Wrapping up two days of high-level talks in Washington Thursday, the United States and China again found themselves on the same page concerning the general goal of denuclearizing North Korea.

The two sides also announced plans to resume negotiations on a bilateral investment treaty, which Washington expects will help American investors make in roads into the Chinese market.

At the end of the fifth Strategic and Economic Dialogue (S&ED), top delegates openly traded thinly-veiled accusations on some sensitive issues.

Briefing on the results of the talks, U.S. Deputy Secretary of State Bill Burns expressed disappointment over China's handling of fugitive Edward Snowden.

Snowden, a former U.S. spy agency contractor, fled to Hong Kong after disclosing U.S. surveillance program secrets. He was allowed to leave Hong Kong and is now hiding at a Moscow airport.

"We were disappointed with how the authorities in Beijing and Hong Kong handled the Snowden case, which undermined our effort to build the trust needed to manage difficult issues," Burns told reporters. He joined the Thursday session on behalf of Secretary of State John Kerry, whose wife is sick.
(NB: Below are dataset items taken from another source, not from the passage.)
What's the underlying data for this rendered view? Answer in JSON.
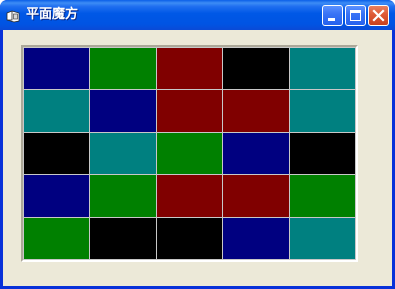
{
  "window": {
    "title": "平面魔方",
    "icon": "app-icon"
  },
  "titlebar_buttons": [
    {
      "name": "minimize-button",
      "icon": "minimize-icon"
    },
    {
      "name": "maximize-button",
      "icon": "maximize-icon"
    },
    {
      "name": "close-button",
      "icon": "close-icon"
    }
  ],
  "colors": {
    "blue": "#000080",
    "green": "#008000",
    "red": "#800000",
    "black": "#000000",
    "teal": "#008080"
  },
  "grid": {
    "rows": [
      [
        "blue",
        "green",
        "red",
        "black",
        "teal"
      ],
      [
        "teal",
        "blue",
        "red",
        "red",
        "teal"
      ],
      [
        "black",
        "teal",
        "green",
        "blue",
        "black"
      ],
      [
        "blue",
        "green",
        "red",
        "red",
        "green"
      ],
      [
        "green",
        "black",
        "black",
        "blue",
        "teal"
      ]
    ]
  }
}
China's top representative, State Councilor Yang Jiechi, said the handling of the case was "beyond reach" as it happened in semi-autonomous Hong Kong.

This week's S&ED came about a month after U.S. President Barack Obama and Chinese President Xi Jinping met in California.

The leaders agreed to push for the denuclearization of North Korea, as many said the North Korea issue is a relatively easy agenda item in comparison with other thorny concerns.